McGill Charged With Weed Possession
According to sources, the defensive tackle was claimed by the Browns just a few hours after his arrest.
The Browns reportedly did not know about the arrest before signing him off of waivers from the Indianapolis Colts on Sunday. He spent most of the preseason with the Colts before being released as a part of 53-man final cuts.
According to the police report, alcohol enforcement agents saw McGill outside his Charlotte hotel on Saturday night with weed.
Apparently, he initially denied having any cannabis on him. But he eventually admitted that he had weed. He was not arrested, but was subjected to an undisclosed fine and charged with a misdemeanor.
It’s not clear how or if the Browns will punish McGill. If they deem the incident as too much of a distraction, they could choose to cut the former North Carolina State standout. McGill could also be punished by the NFL.
A Browns spokesperson said: “We are aware of the citation and have spoken to T.Y. directly. Those conversations will remain internal.”

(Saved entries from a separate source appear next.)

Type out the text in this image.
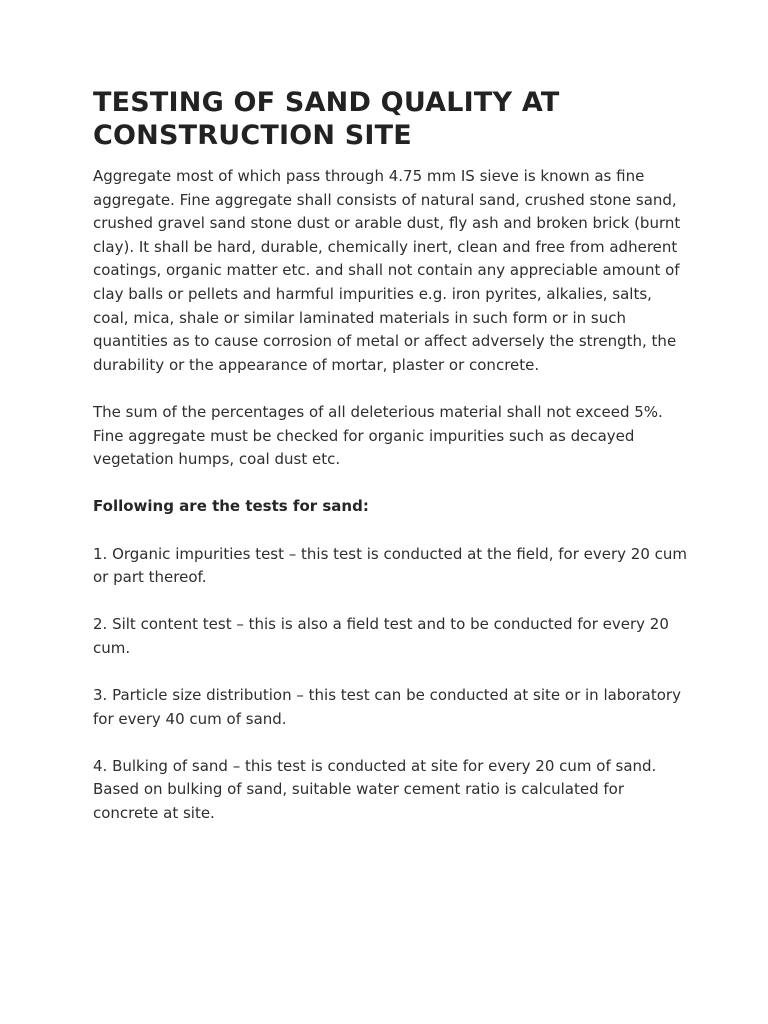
TESTING OF SAND QUALITY AT CONSTRUCTION SITE

Aggregate most of which pass through 4.75 mm IS sieve is known as fine aggregate. Fine aggregate shall consists of natural sand, crushed stone sand, crushed gravel sand stone dust or arable dust, fly ash and broken brick (burnt clay). It shall be hard, durable, chemically inert, clean and free from adherent coatings, organic matter etc. and shall not contain any appreciable amount of clay balls or pellets and harmful impurities e.g. iron pyrites, alkalies, salts, coal, mica, shale or similar laminated materials in such form or in such quantities as to cause corrosion of metal or affect adversely the strength, the durability or the appearance of mortar, plaster or concrete.

The sum of the percentages of all deleterious material shall not exceed 5%. Fine aggregate must be checked for organic impurities such as decayed vegetation humps, coal dust etc.

Following are the tests for sand:

1. Organic impurities test – this test is conducted at the field, for every 20 cum or part thereof.
2. Silt content test – this is also a field test and to be conducted for every 20 cum.
3. Particle size distribution – this test can be conducted at site or in laboratory for every 40 cum of sand.
4. Bulking of sand – this test is conducted at site for every 20 cum of sand. Based on bulking of sand, suitable water cement ratio is calculated for concrete at site.
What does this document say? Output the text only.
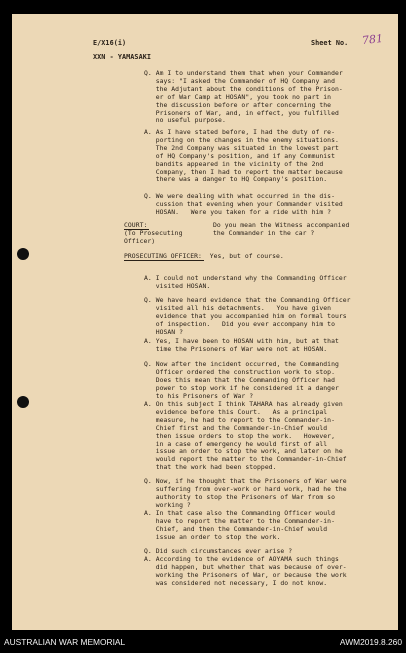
E/X16(i)	Sheet No. 781
XXN - YAMASAKI
Q. Am I to understand them that when your Commander
says: "I asked the Commander of HQ Company and
the Adjutant about the conditions of the Prison-
er of War Camp at HOSAN", you took no part in
the discussion before or after concerning the
Prisoners of War, and, in effect, you fulfilled
no useful purpose.
A. As I have stated before, I had the duty of re-
porting on the changes in the enemy situations.
The 2nd Company was situated in the lowest part
of HQ Company's position, and if any Communist
bandits appeared in the vicinity of the 2nd
Company, then I had to report the matter because
there was a danger to HQ Company's position.
Q. We were dealing with what occurred in the dis-
cussion that evening when your Commander visited
HOSAN.   Were you taken for a ride with him ?
COURT:
(To Prosecuting
Officer)
Do you mean the Witness accompanied
the Commander in the car ?
PROSECUTING OFFICER:  Yes, but of course.
A. I could not understand why the Commanding Officer
visited HOSAN.
Q. We have heard evidence that the Commanding Officer
visited all his detachments.   You have given
evidence that you accompanied him on formal tours
of inspection.   Did you ever accompany him to
HOSAN ?
A. Yes, I have been to HOSAN with him, but at that
time the Prisoners of War were not at HOSAN.
Q. Now after the incident occurred, the Commanding
Officer ordered the construction work to stop.
Does this mean that the Commanding Officer had
power to stop work if he considered it a danger
to his Prisoners of War ?
A. On this subject I think TAHARA has already given
evidence before this Court.   As a principal
measure, he had to report to the Commander-in-
Chief first and the Commander-in-Chief would
then issue orders to stop the work.   However,
in a case of emergency he would first of all
issue an order to stop the work, and later on he
would report the matter to the Commander-in-Chief
that the work had been stopped.
Q. Now, if he thought that the Prisoners of War were
suffering from over-work or hard work, had he the
authority to stop the Prisoners of War from so
working ?
A. In that case also the Commanding Officer would
have to report the matter to the Commander-in-
Chief, and then the Commander-in-Chief would
issue an order to stop the work.
Q. Did such circumstances ever arise ?
A. According to the evidence of AOYAMA such things
did happen, but whether that was because of over-
working the Prisoners of War, or because the work
was considered not necessary, I do not know.
AUSTRALIAN WAR MEMORIAL	AWM2019.8.260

McGill originally entered the league as an undrafted free agent with the Seattle Seahawks back in 2015. He spent the last two seasons with the Colts. He racked up 17 tackles and five sacks over the course of 25 games with the team.
Final Hit: Cleveland Browns T.Y. McGill Charged With Weed Possession
Despite its potential as both a treatment for head trauma and alternative painkiller, the NFL continues to remain strict on the cannabis front.
This past offseason alone, four players were banned for their weed use. Randy Gregory, Darren Waller, Karlos Williams, and Justin Gilbert are all currently serving one-year suspensions for failed drug tests.
Former Patriots’ offensive Ryan O’Callagan recently opened up about the NFL’s strict no-cannabis rules. He claimed weed would be a “godsend” for NFL players.
In particular, he said weed could be a non-addictive alternative to opioid painkillers as well as an effective way to treat concussions.
Although the pill is still in its early trial phases, it remains an intriguing option to combat the league’s prevalent concussion issues.
However, it remains to be seen how any of this might impact McGill’s case. Since it’s still considered a Schedule I drug, the Browns could choose to cut ties with the defensive tackle.
That could happen, especially since McGill doesn’t figure to play a major role this season. McGill has a court appearance scheduled for Oct. 24.